My dispatch title isn’t as near as poetic as Grace Paley’s “Enormous Changes at the Last Minute,” or Milan Kundera’s “The Unbearable Lightness of Being,” but I do like its incongruity. And I will use it as a title for something else.
I have a lot to say about very little. Very little being that which is insignificant to most. So why bother? The hope is that the whole little might become significant.
What I am wondering is why it is, on days when I complete one or more projects, I feel as though I am getting a great deal done. And on days when I encounter a glitch or feel as though I’m not making progress, I feel like I’m not getting much done.
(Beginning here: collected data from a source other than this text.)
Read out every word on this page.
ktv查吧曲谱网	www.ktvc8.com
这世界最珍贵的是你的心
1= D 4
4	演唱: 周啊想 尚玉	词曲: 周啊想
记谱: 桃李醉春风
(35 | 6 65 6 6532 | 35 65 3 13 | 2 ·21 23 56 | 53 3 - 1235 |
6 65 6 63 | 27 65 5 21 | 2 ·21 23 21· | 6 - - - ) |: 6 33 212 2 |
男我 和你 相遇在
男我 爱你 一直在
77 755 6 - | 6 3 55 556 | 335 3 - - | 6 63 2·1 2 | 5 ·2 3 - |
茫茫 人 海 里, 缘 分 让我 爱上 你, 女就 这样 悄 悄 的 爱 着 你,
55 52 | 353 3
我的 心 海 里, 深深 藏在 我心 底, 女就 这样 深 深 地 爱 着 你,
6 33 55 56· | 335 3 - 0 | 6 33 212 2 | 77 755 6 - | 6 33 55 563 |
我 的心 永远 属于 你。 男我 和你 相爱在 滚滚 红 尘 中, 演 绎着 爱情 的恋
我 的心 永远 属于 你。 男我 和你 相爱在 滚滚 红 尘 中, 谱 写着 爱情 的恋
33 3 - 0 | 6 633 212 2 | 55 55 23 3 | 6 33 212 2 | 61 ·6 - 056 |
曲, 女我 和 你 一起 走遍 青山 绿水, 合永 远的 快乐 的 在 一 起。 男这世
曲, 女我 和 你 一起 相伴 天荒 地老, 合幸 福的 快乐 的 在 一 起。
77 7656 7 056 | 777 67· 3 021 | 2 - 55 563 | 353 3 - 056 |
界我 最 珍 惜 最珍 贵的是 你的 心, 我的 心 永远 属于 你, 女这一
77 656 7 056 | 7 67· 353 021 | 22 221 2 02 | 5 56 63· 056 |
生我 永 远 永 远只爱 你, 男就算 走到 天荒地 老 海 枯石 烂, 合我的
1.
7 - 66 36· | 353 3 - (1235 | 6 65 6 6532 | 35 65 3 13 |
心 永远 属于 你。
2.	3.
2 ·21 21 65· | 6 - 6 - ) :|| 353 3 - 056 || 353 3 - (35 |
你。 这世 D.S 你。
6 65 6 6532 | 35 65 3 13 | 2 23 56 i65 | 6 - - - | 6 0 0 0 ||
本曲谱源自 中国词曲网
Yesterday, I toiled away (toil as in toilet) working on various projects. Didn’t finish anything. Today, finished the USIHC article, made headway on the Bones for Life material, and printed up my horse gut sounds chart. I will, today, before heading outside, study for an upcoming Vet Tech exam and do my monthly horse exams, on two of the horses.
Hrimmi on her way to the Playground
This brings to mind the question that one should never ask of themselves, why does getting things done matter? We are all going to die and take our souls with us. And so, all our hard work might be appreciated by those who know us and those who know of us. Those who know us will eventually die off, taking anecdotal information about us with them. And those who know of us will also eventually die off; however, their second, third, fourth hand knowledge will be more indeterminate.
I think that we writers and artists create so that those who know of us will continue to honor our contributions and justify our hard work. Otherwise, our work is for naught. We may as well instead do more fun and frivolous things, like drink ourselves into an alcoholic stupor.
I am probably not an alcoholic because I am obsessed with creating a vast body of work, first for those who know me, and secondly for those who know of me. Sometimes, it feels like (as I am toiling away) I am slogging along, in a bottomless mud pit, and being sucked to death by leaches; in other words, engaging in a futile endeavor. Then at other times, I feel like I am floating over the landscape, effortlessly, and engaging in a very important endeavor.
And when I get stuff done, well, there is an unparalleled sense of self-satisfaction. This sense of self-satisfaction is often followed by an empty feeling because the task is done. I, however, don’t waste valuable time. Rather, I move on to the next task. I have actually gotten quite adept at moving on, because I don’t like the empty feeling. Aristotle once said that nature abhors a vacuum. Someone else said that nature abhors an empty hole, and I like that better because when I can picture the empty hole but not a vacuum. Empty hole is also a nice redundancy.
Aristotle, he was known directly and indirectly. He too was probably an individual who like me worked hard, not for the sake of working hard, but rather for the sake of remembrance.